Bien que la libération de nourriture puisse bénéficier à la croissance et à la résilience des plantes, la réalité est que la hausse des températures qui rend cela possible pourrait également entraîner une fonte du pergélisol arctique plus rapidement qu’elle ne l’est déjà, libérant du sol autant de carbone que 35 millions de voitures en émettent. par an et accélère l’arrivée des points de bascule climatiques.
On ne sait pas encore avec certitude quelle quantité de carbone sera absorbée par les plantes et quelle quantité contribuera à un réchauffement supplémentaire, a déclaré Zhang.
« C’est assez préoccupant, car si le verdissement peut indiquer que la productivité et l’absorption du carbone dans ces régions augmentent maintenant, le déclin de la résilience indique que cela pourrait ne pas être durable à long terme », a-t-elle déclaré.
Selon l’étude, ces changements indiquent que l’écosystème tout entier est en danger, car une grande partie des forêts boréales du sud perd sa stabilité, ce qui pourrait entraîner une perte généralisée de forêts et des changements de biomes.
Le verdissement des régions qui connaissent en même temps un déclin de leur résilience pourrait également indiquer que la région a du mal à prendre quelques dernières respirations profondes avant une perte importante de forêt, a déclaré Yanlan Liu, auteur principal de l’étude et professeur adjoint de sciences de la terre à l’État de l’Ohio. Cela signifie que même si la région pourrait absorber des quantités importantes de carbone à court terme, les scientifiques s’attendent à ce que si la résilience continue de décliner, l’écosystème boréal de l’Arctique ne soit pas aussi efficace qu’on le pensait pour atténuer le climat à long terme.

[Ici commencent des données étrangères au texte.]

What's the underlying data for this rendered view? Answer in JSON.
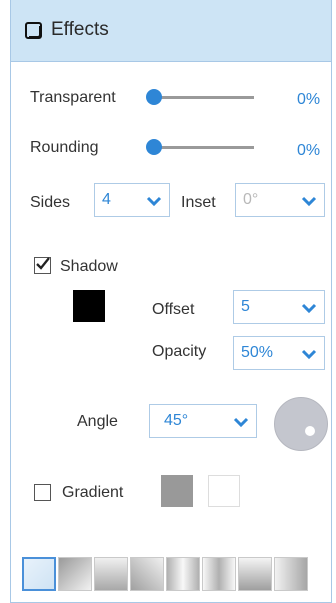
{
  "panel": {
    "title": "Effects",
    "icon": "panel-icon"
  },
  "transparent": {
    "label": "Transparent",
    "value_text": "0%",
    "value": 0
  },
  "rounding": {
    "label": "Rounding",
    "value_text": "0%",
    "value": 0
  },
  "sides": {
    "label": "Sides",
    "value": "4"
  },
  "inset": {
    "label": "Inset",
    "value": "0°"
  },
  "shadow": {
    "label": "Shadow",
    "checked": true,
    "color": "#000000",
    "offset_label": "Offset",
    "offset_value": "5",
    "opacity_label": "Opacity",
    "opacity_value": "50%"
  },
  "angle": {
    "label": "Angle",
    "value": "45°"
  },
  "gradient": {
    "label": "Gradient",
    "checked": false,
    "color1": "#999999",
    "color2": "#ffffff"
  },
  "gradient_presets": [
    "preset-1",
    "preset-2",
    "preset-3",
    "preset-4",
    "preset-5",
    "preset-6",
    "preset-7",
    "preset-8"
  ],
  "colors": {
    "accent": "#2e86d6",
    "header_bg": "#cde4f5",
    "border": "#a8c8e6"
  }
}
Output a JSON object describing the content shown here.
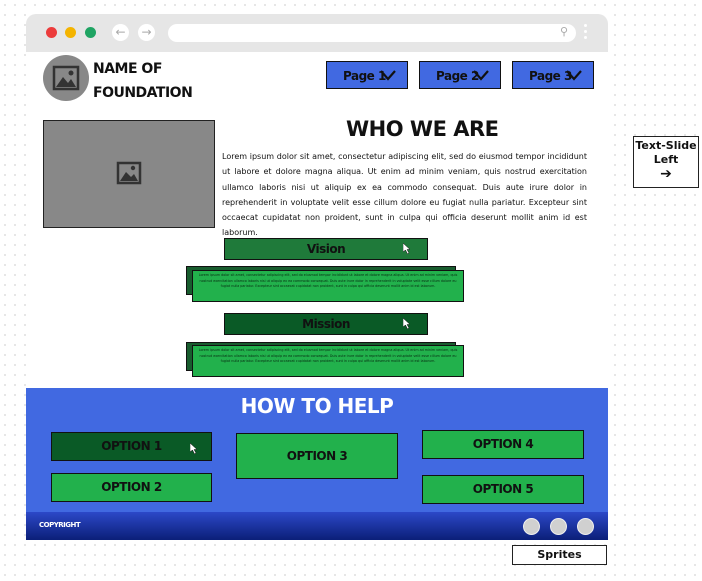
{
  "browser": {
    "dots": [
      "#ec3c3c",
      "#f4b400",
      "#1fa463"
    ]
  },
  "header": {
    "org_name": "Name of Foundation",
    "nav": [
      {
        "label": "Page 1"
      },
      {
        "label": "Page 2"
      },
      {
        "label": "Page 3"
      }
    ]
  },
  "about": {
    "title": "Who We Are",
    "body": "Lorem ipsum dolor sit amet, consectetur adipiscing elit, sed do eiusmod tempor incididunt ut labore et dolore magna aliqua. Ut enim ad minim veniam, quis nostrud exercitation ullamco laboris nisi ut aliquip ex ea commodo consequat. Duis aute irure dolor in reprehenderit in voluptate velit esse cillum dolore eu fugiat nulla pariatur. Excepteur sint occaecat cupidatat non proident, sunt in culpa qui officia deserunt mollit anim id est laborum.",
    "vision": {
      "label": "Vision",
      "body": "Lorem ipsum dolor sit amet, consectetur adipiscing elit, sed do eiusmod tempor incididunt ut labore et dolore magna aliqua. Ut enim ad minim veniam, quis nostrud exercitation ullamco laboris nisi ut aliquip ex ea commodo consequat. Duis aute irure dolor in reprehenderit in voluptate velit esse cillum dolore eu fugiat nulla pariatur. Excepteur sint occaecat cupidatat non proident, sunt in culpa qui officia deserunt mollit anim id est laborum."
    },
    "mission": {
      "label": "Mission",
      "body": "Lorem ipsum dolor sit amet, consectetur adipiscing elit, sed do eiusmod tempor incididunt ut labore et dolore magna aliqua. Ut enim ad minim veniam, quis nostrud exercitation ullamco laboris nisi ut aliquip ex ea commodo consequat. Duis aute irure dolor in reprehenderit in voluptate velit esse cillum dolore eu fugiat nulla pariatur. Excepteur sint occaecat cupidatat non proident, sunt in culpa qui officia deserunt mollit anim id est laborum."
    }
  },
  "help": {
    "title": "How to Help",
    "options": [
      "Option 1",
      "Option 2",
      "Option 3",
      "Option 4",
      "Option 5"
    ]
  },
  "footer": {
    "copyright": "COPYRIGHT"
  },
  "annotations": {
    "text_slide": "Text-Slide Left",
    "arrow": "➔",
    "sprites": "Sprites"
  },
  "colors": {
    "nav_button": "#4169e1",
    "help_bg": "#4169e1",
    "option_green": "#22b14c",
    "option_dark": "#0a5a26",
    "bar_green": "#1f7a3a"
  }
}
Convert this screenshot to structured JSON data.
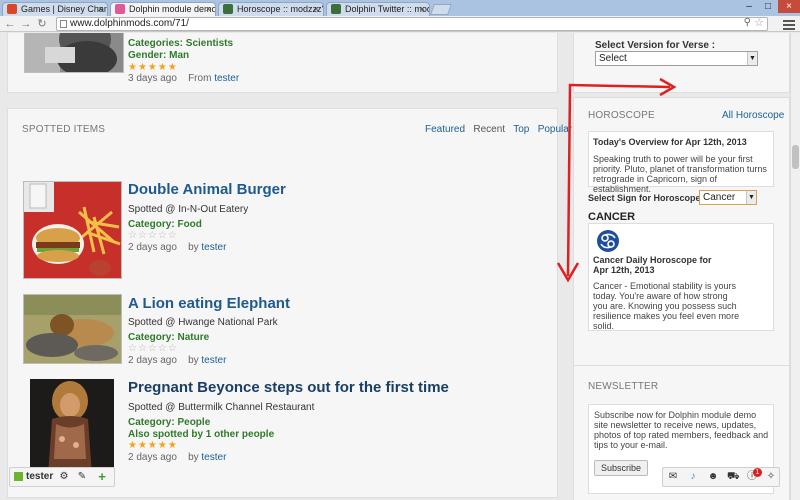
{
  "browser": {
    "tabs": [
      {
        "label": "Games | Disney Channel",
        "favicon_color": "#d9472b"
      },
      {
        "label": "Dolphin module demo site",
        "favicon_color": "#e05a9a"
      },
      {
        "label": "Horoscope :: modzzz's pr",
        "favicon_color": "#3c6f3c"
      },
      {
        "label": "Dolphin Twitter :: modzz",
        "favicon_color": "#3c6f3c"
      }
    ],
    "url": "www.dolphinmods.com/71/"
  },
  "top_item": {
    "category_label": "Categories:",
    "category_value": "Scientists",
    "gender_label": "Gender:",
    "gender_value": "Man",
    "date": "3 days ago",
    "from_label": "From",
    "author": "tester"
  },
  "spotted": {
    "title": "SPOTTED ITEMS",
    "filters": [
      "Featured",
      "Recent",
      "Top",
      "Popular"
    ],
    "items": [
      {
        "title": "Double Animal Burger",
        "spotted_prefix": "Spotted @",
        "location": "In-N-Out Eatery",
        "category_label": "Category:",
        "category": "Food",
        "date": "2 days ago",
        "by_label": "by",
        "author": "tester",
        "rating": 0
      },
      {
        "title": "A Lion eating Elephant",
        "spotted_prefix": "Spotted @",
        "location": "Hwange National Park",
        "category_label": "Category:",
        "category": "Nature",
        "date": "2 days ago",
        "by_label": "by",
        "author": "tester",
        "rating": 0
      },
      {
        "title": "Pregnant Beyonce steps out for the first time",
        "spotted_prefix": "Spotted @",
        "location": "Buttermilk Channel Restaurant",
        "category_label": "Category:",
        "category": "People",
        "also_spotted": "Also spotted by 1 other people",
        "date": "2 days ago",
        "by_label": "by",
        "author": "tester",
        "rating": 5
      }
    ]
  },
  "verse": {
    "label": "Select Version for Verse :",
    "selected": "Select"
  },
  "horoscope": {
    "title": "HOROSCOPE",
    "all_link": "All Horoscope",
    "overview_title": "Today's Overview for Apr 12th, 2013",
    "overview_text": "Speaking truth to power will be your first priority. Pluto, planet of transformation turns retrograde in Capricorn, sign of establishment.",
    "select_label": "Select Sign for Horoscope :",
    "selected_sign": "Cancer",
    "sign_heading": "CANCER",
    "daily_title": "Cancer Daily Horoscope for Apr 12th, 2013",
    "daily_text": "Cancer - Emotional stability is yours today. You're aware of how strong you are. Knowing you possess such resilience makes you feel even more solid."
  },
  "newsletter": {
    "title": "NEWSLETTER",
    "text": "Subscribe now for Dolphin module demo site newsletter to receive news, updates, photos of top rated members, feedback and tips to your e-mail.",
    "button": "Subscribe"
  },
  "user_menu": {
    "username": "tester"
  },
  "notifications": {
    "badge_count": "1"
  },
  "colors": {
    "link": "#1d5f94",
    "category": "#2f7a2a",
    "star": "#f3a31b",
    "annotation_arrow": "#e02020"
  }
}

« Les enregistrements de température montrent que cette région se réchauffe jusqu’à deux à quatre fois plus vite que la moyenne mondiale », a déclaré Liu. « Il s’agit d’un point chaud de changement de végétation où son étude peut nous renseigner sur la stabilité de l’écosystème et ce qu’il est capable de tolérer avant de passer à un état alternatif par une perte généralisée de forêt. »
L’étude a en outre révélé que les zones chaudes et sèches à haute altitude et à couverture végétale dense figuraient parmi les points chauds du déclin de la résilience. Cependant, comme de nombreux modèles climatiques manquent actuellement de consensus sur la façon dont le changement de végétation et la dynamique du carbone contribuent l’un à l’autre, les travaux de cette équipe contribueront à améliorer ces modèles en informant les scientifiques des endroits où les changements de végétation sont susceptibles de se produire.
En fin de compte, a déclaré Zhang, leur méthode a révélé des changements plus nuancés dans la santé de la végétation de la région, au-delà des tendances de verdissement et de brunissement précédemment signalées. Cette méthode fournit également aux chercheurs un outil pour identifier la perte potentielle de végétation dans d’autres régions au cours des prochaines décennies.
Alors qu’ils envisagent de continuer à prédire avec précision les changements des écosystèmes, les chercheurs notent que leurs résultats justifient davantage d’enquêtes sur le terrain visant à mieux caractériser et comprendre la résilience de la région.
« Les scientifiques doivent apprendre à quantifier les risques induits par le climat sous différents angles », a déclaré Liu. « En plus de la télédétection par satellite, nous avons besoin de davantage d’observations au sol pour nous aider à identifier les moyens d’exploiter ces résultats pour éclairer les futures ressources et stratégies de gestion des risques. »
L’étude a été soutenue par la NASA et l’Ohio Supercomputer Center. Les co-auteurs incluent Kaiguang Zhao de l’État de l’Ohio, Jonathan Wang de l’Université de l’Utah et Logan T. Berner et Scott J. Goetz de la Northern Arizona University.